Protestos mais intensos e muito mais barulhentos, com mais gente pressionando o Congresso. E também alguma nova bomba da Lava-Jato, com alguma prova mais contundente próxima ao governo.
Valor: Qual o potencial de um governo liderado pelo PMDB, algo que não ocorre no âmbito federal desde 1990?

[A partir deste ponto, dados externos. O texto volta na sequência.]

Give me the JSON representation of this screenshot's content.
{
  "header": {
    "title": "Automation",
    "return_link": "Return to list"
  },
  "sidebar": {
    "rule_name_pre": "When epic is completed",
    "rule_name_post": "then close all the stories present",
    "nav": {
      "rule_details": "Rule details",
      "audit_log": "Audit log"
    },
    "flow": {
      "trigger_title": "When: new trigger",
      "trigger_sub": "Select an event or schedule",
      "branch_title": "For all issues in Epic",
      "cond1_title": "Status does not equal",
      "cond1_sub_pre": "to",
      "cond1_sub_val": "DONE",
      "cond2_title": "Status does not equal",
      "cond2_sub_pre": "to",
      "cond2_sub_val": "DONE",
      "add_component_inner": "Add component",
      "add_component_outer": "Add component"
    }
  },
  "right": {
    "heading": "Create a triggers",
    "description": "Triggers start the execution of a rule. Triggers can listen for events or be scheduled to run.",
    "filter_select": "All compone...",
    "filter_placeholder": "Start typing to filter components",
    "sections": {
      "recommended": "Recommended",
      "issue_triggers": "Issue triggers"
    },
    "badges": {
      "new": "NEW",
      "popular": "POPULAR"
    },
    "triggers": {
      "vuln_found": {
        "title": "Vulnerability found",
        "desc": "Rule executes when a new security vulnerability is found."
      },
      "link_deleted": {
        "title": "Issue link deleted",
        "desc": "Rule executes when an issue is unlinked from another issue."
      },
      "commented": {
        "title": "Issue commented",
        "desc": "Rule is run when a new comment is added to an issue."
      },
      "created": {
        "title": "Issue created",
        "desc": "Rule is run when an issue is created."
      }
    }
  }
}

Castro Neves: O PMDB tem a seu favor o tamanho. É o maior partido no país, no Congresso, nas prefeituras e governos estaduais. Mas sozinho não resolve, vai ter que compor. E terá que ser mais à direita, com o PSDB ou com partidos que fazem oposição hoje. Porque o PT "morrendo de morte matada", e não de "morte morrida", vai ser o PT radical no Congresso. Não vai ter diálogo. Vai ser o PT pré" Lulinha pazeamor", não vai ter diálogo. Imagine o governo Temer sem poder dialogar com a esquerda raivosa do Congresso, tendo que negociar com uma direita meio que receosa de fazer uma aliança incondicional. Acho que o PSDB tem incentivo para cooperar com o PMDB, mas isso vai depender muito do andar da carruagem. Se houver mais provas de corrupção contra o PMDB, muitas facções do PSDB não vão querer se sujar. E a gente sabe que o PSDB tem diferentes facções. Dizem que a liderada pelo Serra tem mais interesse em cooperar, mas que para o Aécio e o Alckmin interessa menos. Em resumo, essa coalizão PSDB/PMDB não é tão estável assim por causa da Lava-Jato. E mesmo um partido grande como o PMDB não governa sozinho. O PMDB tem poucos deputados a mais do que o PT.

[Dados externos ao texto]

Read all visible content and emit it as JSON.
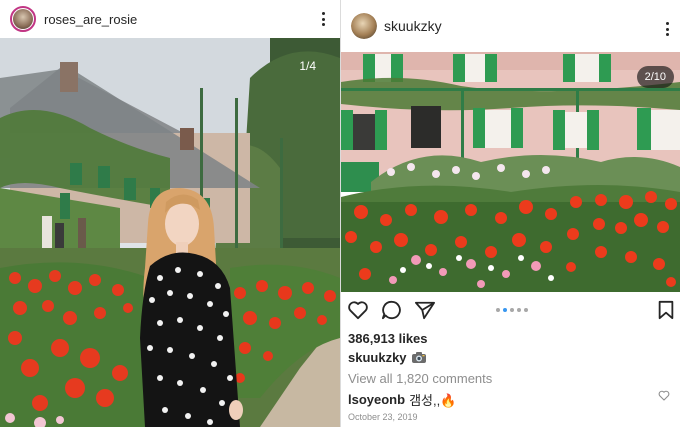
{
  "left_post": {
    "username": "roses_are_rosie",
    "photo_counter": "1/4"
  },
  "right_post": {
    "username": "skuukzky",
    "photo_counter": "2/10",
    "carousel": {
      "dot_count": 5,
      "active_index": 1
    },
    "likes": "386,913 likes",
    "caption_user": "skuukzky",
    "caption_icon": "camera-emoji",
    "view_comments": "View all 1,820 comments",
    "comment": {
      "user": "lsoyeonb",
      "text": "갬성,,🔥"
    },
    "date": "October 23, 2019"
  },
  "icons": {
    "like": "heart-icon",
    "comment": "comment-icon",
    "share": "send-icon",
    "save": "bookmark-icon",
    "more": "more-options-icon"
  },
  "colors": {
    "text": "#262626",
    "muted": "#8e8e8e",
    "carousel_active": "#3897f0",
    "story_ring": "#c13584"
  }
}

Valor: Se a presidente Dilma ficar, haverá risco de ela retomar a política econômica do primeiro governo?
Castro Neves: Acho que, ela ganhando, continua tudo como está. Até porque haverá o risco de outros processos. Acho que a única luz no fim de túnel nisso tudo é que não haverá uma guinada para aquelas políticas que geraram as distorções que estamos vendo hoje. Por mais que tenha sido uma mudança movida mais por necessidade do que por convicção, o fato é que ela demitiu o [Guido] Mantega e contratou o [ministro da Fazenda, Joaquim] Levy. Bem ou mal, ela bancou muitas coisas que o Levy botou lá, medidas impopulares. Se ela sobreviver ao impeachment, ela ganha fôlego, torna o desafio de retirá-la mais difícil, mas não deve mudar muito a forma de governar.

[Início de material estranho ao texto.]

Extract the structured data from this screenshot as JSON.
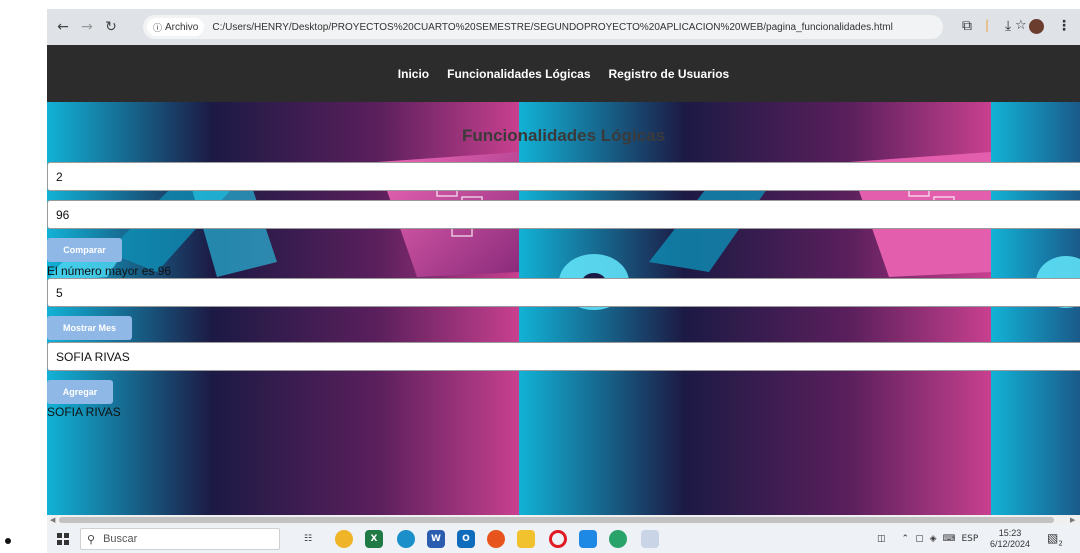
{
  "browser": {
    "security_chip": "Archivo",
    "url": "C:/Users/HENRY/Desktop/PROYECTOS%20CUARTO%20SEMESTRE/SEGUNDOPROYECTO%20APLICACION%20WEB/pagina_funcionalidades.html",
    "icons": [
      "back-icon",
      "forward-icon",
      "reload-icon",
      "info-icon",
      "star-icon",
      "extensions-icon",
      "download-icon",
      "profile-avatar",
      "menu-icon"
    ]
  },
  "nav": {
    "items": [
      "Inicio",
      "Funcionalidades Lógicas",
      "Registro de Usuarios"
    ]
  },
  "page": {
    "title": "Funcionalidades Lógicas",
    "compare": {
      "input1": "2",
      "input2": "96",
      "button": "Comparar",
      "result": "El número mayor es 96"
    },
    "month": {
      "input": "5",
      "button": "Mostrar Mes"
    },
    "add": {
      "input": "SOFIA RIVAS",
      "button": "Agregar",
      "result": "SOFIA RIVAS"
    }
  },
  "taskbar": {
    "search_placeholder": "Buscar",
    "language": "ESP",
    "time": "15:23",
    "date": "6/12/2024",
    "notification_count": "2"
  },
  "colors": {
    "navbar": "#2c2c2c",
    "button": "#8fb8e6",
    "hero_cyan": "#10b4d8",
    "hero_pink": "#d0409a",
    "hero_dark": "#1c1840"
  }
}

Valor: E se o Temer também for impedido?
Castro Neves: Acho que o grande fator surpresa nisso tudo é a chapa cair, seja pelo impeachment, seja pelo TSE, anulando a eleição. Isso vai criar uma incerteza inicial, mas talvez seja a coisa mais próxima que a gente tem para a solução da crise, que é a eleição direta. Isso só pode ocorrer se o TSE decidir impugnar a chapa até o fim do ano que vem, que é metade do mandato. Aí, haveria 90 dias para fazer eleição direta. Se for depois, então é eleição indireta, o Congresso elege. Só que o curioso disso tudo é que, se for feito isso agora, quem assume por 90 dias é o Eduardo Cunha o que, politicamente, é inviável. Acho que isso não vai acontecer agora. Mas é um fator que muitos não estão prestando atenção.